Great is the art of beginning, but greater is the art of ending.

– Henry Wadsworth Longfellow –

Setiap orang pastinya punya idola. Well, kalaupun nggak bisa dibilang idola, ya weslah kita sebut orang yang disukai aja kali ya. Ada penyanyi, pelukis, guru, aktor, aktris, dan banyak lagi orang-orang yang kita sukai dalam semua segi kehidupan. Ada yang kesengsem sama keelokan wajah atau tubuhnya, ketrampilannya, karakternya dan masih banyak lagi. Terkadang, ada juga loh mereka-mereka yang antimainstream dan suka pada seseorang tanpa alasan. Seperti sama pacar gitu loh.

Nah, saya sendiri juga punya idola. Berhubung dunia saya nggak jauh-jauh dari seni, kebanyakan sosok yang saya sukai itu ya mereka-mereka yang berkecimpung di dunia ini dan menurut saya memiliki banyak kelebihan dibanding yang lain. Ada Song Hye Kyo dan Song Jong Ki di genre romantic drama, Christine Hakim dan Ari Wibowo di kancah film nasional, serta Mba Alberthiene Endah (AE) dan Mba Rosi Simamora di bidang tulis menulis. Ciyeee sok sokan manggil “Mba” macam akrab aja yes..

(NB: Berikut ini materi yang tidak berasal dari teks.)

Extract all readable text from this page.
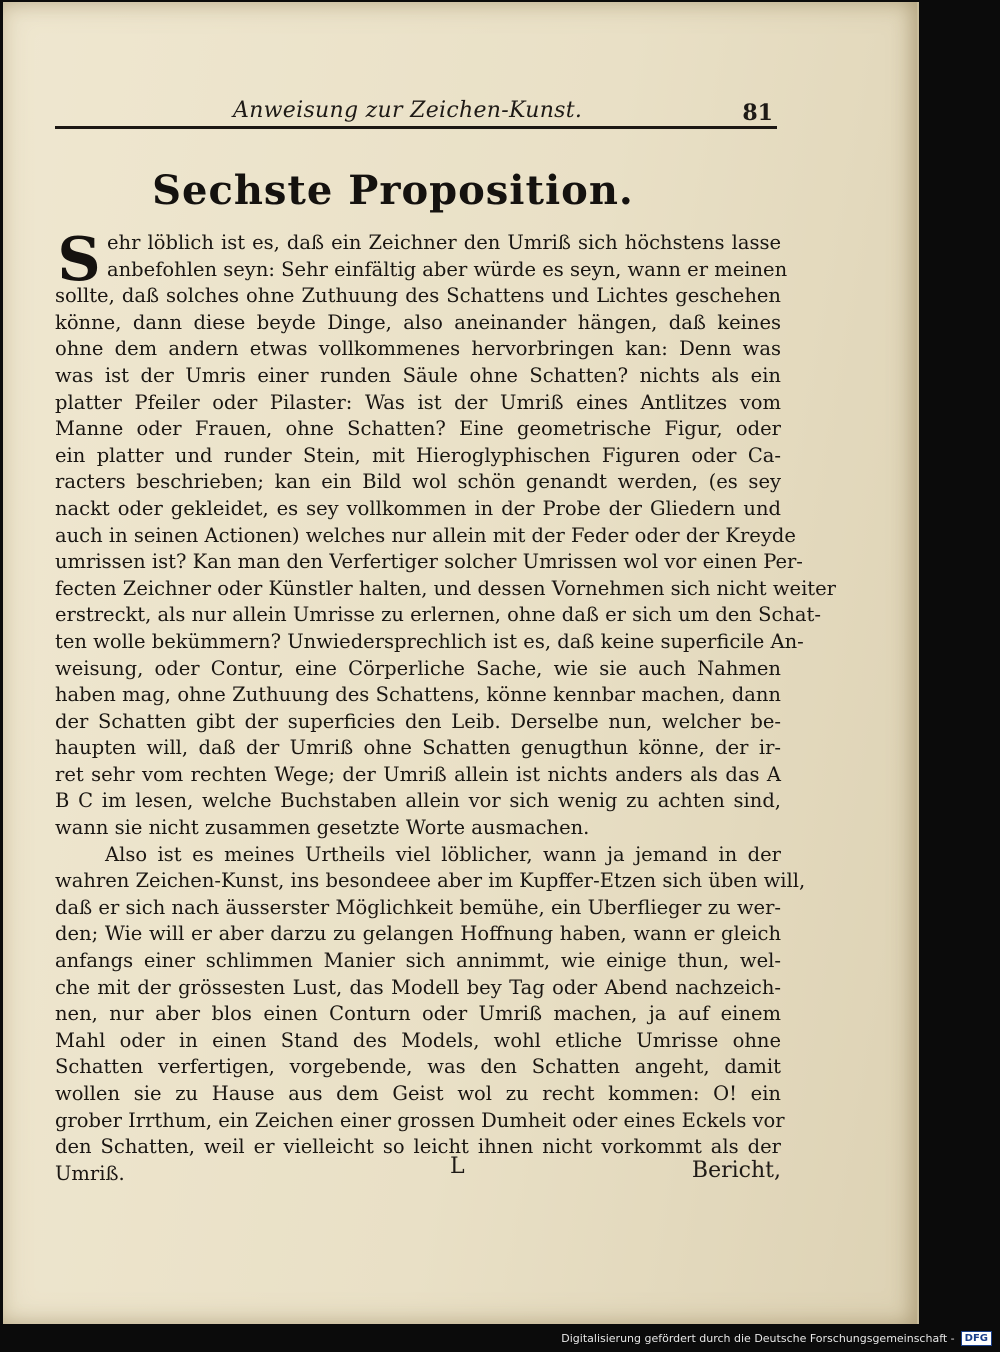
Anweisung zur Zeichen-Kunst.	81
Sechste Proposition.
S ehr löblich ist es, daß ein Zeichner den Umriß sich höchstens lasse
anbefohlen seyn: Sehr einfältig aber würde es seyn, wann er meinen
sollte, daß solches ohne Zuthuung des Schattens und Lichtes geschehen
könne, dann diese beyde Dinge, also aneinander hängen, daß keines
ohne dem andern etwas vollkommenes hervorbringen kan: Denn was
was ist der Umris einer runden Säule ohne Schatten? nichts als ein
platter Pfeiler oder Pilaster: Was ist der Umriß eines Antlitzes vom
Manne oder Frauen, ohne Schatten? Eine geometrische Figur, oder
ein platter und runder Stein, mit Hieroglyphischen Figuren oder Ca-
racters beschrieben; kan ein Bild wol schön genandt werden, (es sey
nackt oder gekleidet, es sey vollkommen in der Probe der Gliedern und
auch in seinen Actionen) welches nur allein mit der Feder oder der Kreyde
umrissen ist? Kan man den Verfertiger solcher Umrissen wol vor einen Per-
fecten Zeichner oder Künstler halten, und dessen Vornehmen sich nicht weiter
erstreckt, als nur allein Umrisse zu erlernen, ohne daß er sich um den Schat-
ten wolle bekümmern? Unwiedersprechlich ist es, daß keine superficile An-
weisung, oder Contur, eine Cörperliche Sache, wie sie auch Nahmen
haben mag, ohne Zuthuung des Schattens, könne kennbar machen, dann
der Schatten gibt der superficies den Leib. Derselbe nun, welcher be-
haupten will, daß der Umriß ohne Schatten genugthun könne, der ir-
ret sehr vom rechten Wege; der Umriß allein ist nichts anders als das A
B C im lesen, welche Buchstaben allein vor sich wenig zu achten sind,
wann sie nicht zusammen gesetzte Worte ausmachen.
Also ist es meines Urtheils viel löblicher, wann ja jemand in der
wahren Zeichen-Kunst, ins besondeee aber im Kupffer-Etzen sich üben will,
daß er sich nach äusserster Möglichkeit bemühe, ein Uberflieger zu wer-
den; Wie will er aber darzu zu gelangen Hoffnung haben, wann er gleich
anfangs einer schlimmen Manier sich annimmt, wie einige thun, wel-
che mit der grössesten Lust, das Modell bey Tag oder Abend nachzeich-
nen, nur aber blos einen Conturn oder Umriß machen, ja auf einem
Mahl oder in einen Stand des Models, wohl etliche Umrisse ohne
Schatten verfertigen, vorgebende, was den Schatten angeht, damit
wollen sie zu Hause aus dem Geist wol zu recht kommen: O! ein
grober Irrthum, ein Zeichen einer grossen Dumheit oder eines Eckels vor
den Schatten, weil er vielleicht so leicht ihnen nicht vorkommt als der
Umriß.	L	Bericht,
Digitalisierung gefördert durch die Deutsche Forschungsgemeinschaft -	DFG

Salah satu alasan yang bikin saya suka tulisan-tulisannya AE adalah caranya menggambarkan (showing) cerita serta diksinya yang legit menggigit, membuat saya lumer dan nggak pengen berhenti saat membaca. Kemampuan sekelas itu juga ada pada Mba Rosi, yang sudah menerbitkan puluhan judul buku best seller.

Sebagai penulis pemula, tentu saya pengen banget bisa seperti mereka. Ya iyalah, siapa coba yang nggak mupeng liat karya-karyanya dipajang di rak “best seller” toko buku paporit sih? Ahai…

Tapi, saya sadar banget kalau semua itu butuh diperjuangkan. Karena itu, saya rela belajar dan menyediakan waktu serta tenaga dan pikiran untuk sampai di titik seperti mereka –meski saya sadar masih jauh nyampenya.

Adalah tahun 2016 yang menjadi momen terpenting dalam sejarah literasi hidup seorang emak rumahan bernama Bety Sulistyorini. Perempuan yang sedang galau luar biasa menghadapi kenyataan terkungkung di sangkar emas bernama rumah tangga. Pengalaman bersinggungan dengan baby blues syndrome dan ritme harian yang penuh dengan tugas-tugas domestik, membuatnya kelelahan secara fisik dan emosi. Jiwanya mulai sakit dan batinnya terluka.

Di tengah masa-masa sulit -yang oleh orang lain terlihat sepele- Bety menemukan ketenangan saat menulis. Menyampaikan ribuan kata yang tak terucapkan secara verbal, ternyata menjadi obat yang ajaib untuk menyembuhkan luka. Sejak itu, Bety aktif -lebih tepatnya agresif- menulis.

Itulah saya dulu. Perempuan rumahan yang super galau dan rapuh. Yang kalau diajak keluar rumah sama suaminya malah nangis dan marah-marah. Tapi giliran ditinggal di rumah pusing tujuh keliling. Perempuan yang (dulu) hobinya jalan-jalan dan nyalon, tapi berakhir di pojokan dapur beraroma bawang. Perempuan yang acap kali nangis tengah malam di atas setumpuk baju setrikaan.

Yes, it was me!

Tapi sejak 3 tahun terakhir, saya mendobrak jeruji dan tembok penghalang yang saya buat sendiri. Saya melepaskan sisi negatif yang dulu membelenggu diri dan memutuskan untuk menjadi kepompong yang sedang merajut sayap untuk bisa segera terbang lagi. Saya melahap banyak buku, bergabung dengan beragam komunitas menulis, mencari dan menyerap ilmu dari banyak orang penting dan memaksa diri untuk menulis.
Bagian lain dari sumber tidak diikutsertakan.